UK weather modification experiments at the time presaged current practice in the US. The idea was to target "super cool" clouds, and to increase the volume of freezing water vapour particles. Most methods involved firing particles of salt, dry ice, or silver iodide, into clouds, either from an aeroplane or from burners on the ground. The clouds would then precipitate, pulled down below freezing point by the extra weight of dense particles, thus making it rain sooner and heavier than it might have done. Significantly, it was claimed that silver iodide could cause a downpour up to 300 miles away.
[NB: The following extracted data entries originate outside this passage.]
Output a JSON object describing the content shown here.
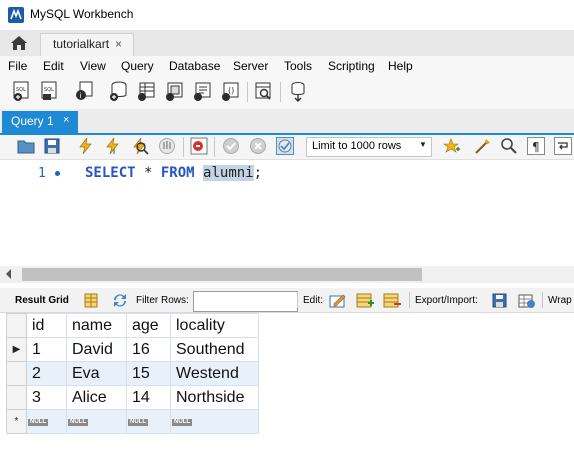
{
  "window": {
    "title": "MySQL Workbench"
  },
  "connection_tab": {
    "label": "tutorialkart",
    "close": "×"
  },
  "menu": [
    "File",
    "Edit",
    "View",
    "Query",
    "Database",
    "Server",
    "Tools",
    "Scripting",
    "Help"
  ],
  "query_tab": {
    "label": "Query 1",
    "close": "×"
  },
  "sql_toolbar": {
    "limit_label": "Limit to 1000 rows",
    "caret": "▼"
  },
  "editor": {
    "line_number": "1",
    "kw_select": "SELECT",
    "star": " * ",
    "kw_from": "FROM",
    "space": " ",
    "table_name": "alumni",
    "semicolon": ";"
  },
  "result_toolbar": {
    "result_grid": "Result Grid",
    "filter_rows": "Filter Rows:",
    "edit": "Edit:",
    "export_import": "Export/Import:",
    "wrap": "Wrap"
  },
  "grid": {
    "columns": [
      "id",
      "name",
      "age",
      "locality"
    ],
    "rows": [
      [
        "1",
        "David",
        "16",
        "Southend"
      ],
      [
        "2",
        "Eva",
        "15",
        "Westend"
      ],
      [
        "3",
        "Alice",
        "14",
        "Northside"
      ]
    ],
    "current_row_marker": "▶",
    "new_row_marker": "*",
    "null_label": "NULL"
  },
  "colors": {
    "accent": "#1e8ad6",
    "keyword": "#2655c4",
    "selection": "#c5d4e4",
    "grid_alt": "#e8f0fa"
  }
}
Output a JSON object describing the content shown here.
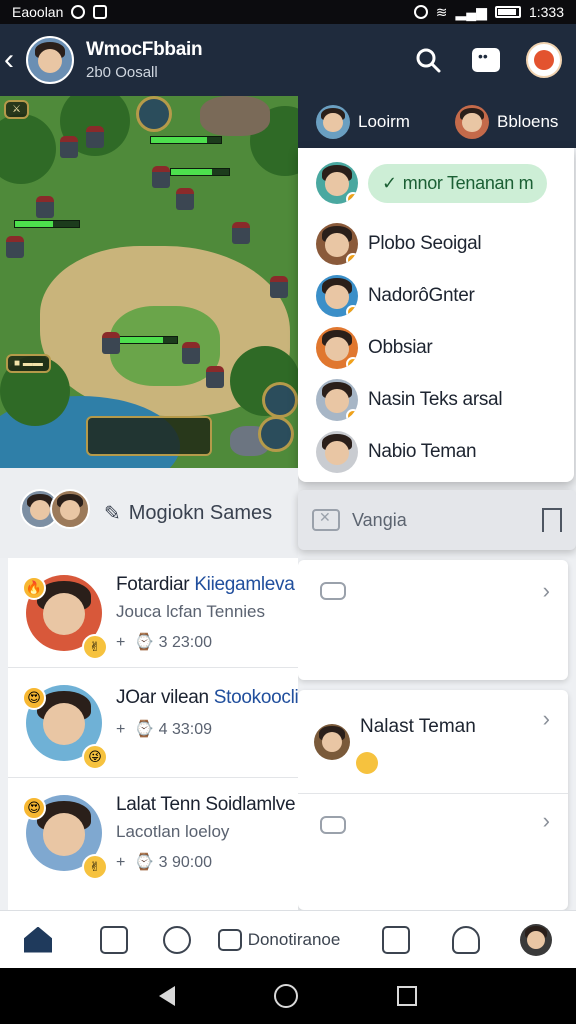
{
  "status_bar": {
    "carrier": "Eaoolan",
    "time": "1:333"
  },
  "header": {
    "title": "WmocFbbain",
    "subtitle": "2b0 Oosall"
  },
  "game_panel": {},
  "right_tabs": [
    {
      "label": "Looirm"
    },
    {
      "label": "Bbloens"
    }
  ],
  "friends_popup": {
    "highlight": "mnor Tenanan m",
    "items": [
      {
        "name": "Plobo Seoigal"
      },
      {
        "name": "NadorôGnter"
      },
      {
        "name": "Obbsiar"
      },
      {
        "name": "Nasin Teks arsal"
      },
      {
        "name": "Nabio Teman"
      }
    ]
  },
  "suggest": {
    "label": "Mogiokn Sames"
  },
  "vangia": {
    "label": "Vangia"
  },
  "right_card_item": {
    "name": "Nalast Teman"
  },
  "feed": [
    {
      "name_a": "Fotardiar ",
      "name_b": "Kiiegamleva",
      "sub": "Jouca lcfan Tennies",
      "meta": "3 23:00"
    },
    {
      "name_a": "JOar vilean ",
      "name_b": "Stookoocli",
      "sub": "",
      "meta": "4 33:09"
    },
    {
      "name_a": "Lalat Tenn Soidlamlve",
      "name_b": "",
      "sub": "Lacotlan loeloy",
      "meta": "3 90:00"
    }
  ],
  "bottom_nav": {
    "label": "Donotiranoe"
  },
  "colors": {
    "header_bg": "#1f2b3d",
    "bubble_bg": "#cdeed6",
    "bubble_text": "#1b5f34",
    "name_blue": "#214f9d"
  }
}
Many countries now use the technology, which has considerably improved during the past 50 years.

But controversy still surrounds the efficacy of these early cloud-seeding experiments. In 1955 questions were asked in the Commons about the possibilites of liability and compensation claims. Documents seen by the BBC suggest that both the air ministry and the Treasury became very anxious and were aware that rainmaking could cause damage, not just to military targets and personnel, but also to civilians.

The British Geological Survey has recently examined soil sediments in the district of Lynmouth to see if any silver or iodide residues remain. The testing has been limited due to restrictions in place because of foot and mouth disease, and it is inconclusive. However, silver residue has been discovered in the catchment waters of the river Lyn. The BGS will investigate further over the next 18 months.

Survivors of the Lynmouth flood called for - but never got - a full investigation into the causes of the disaster. Rumours persist to this day of planes circling before the inundation.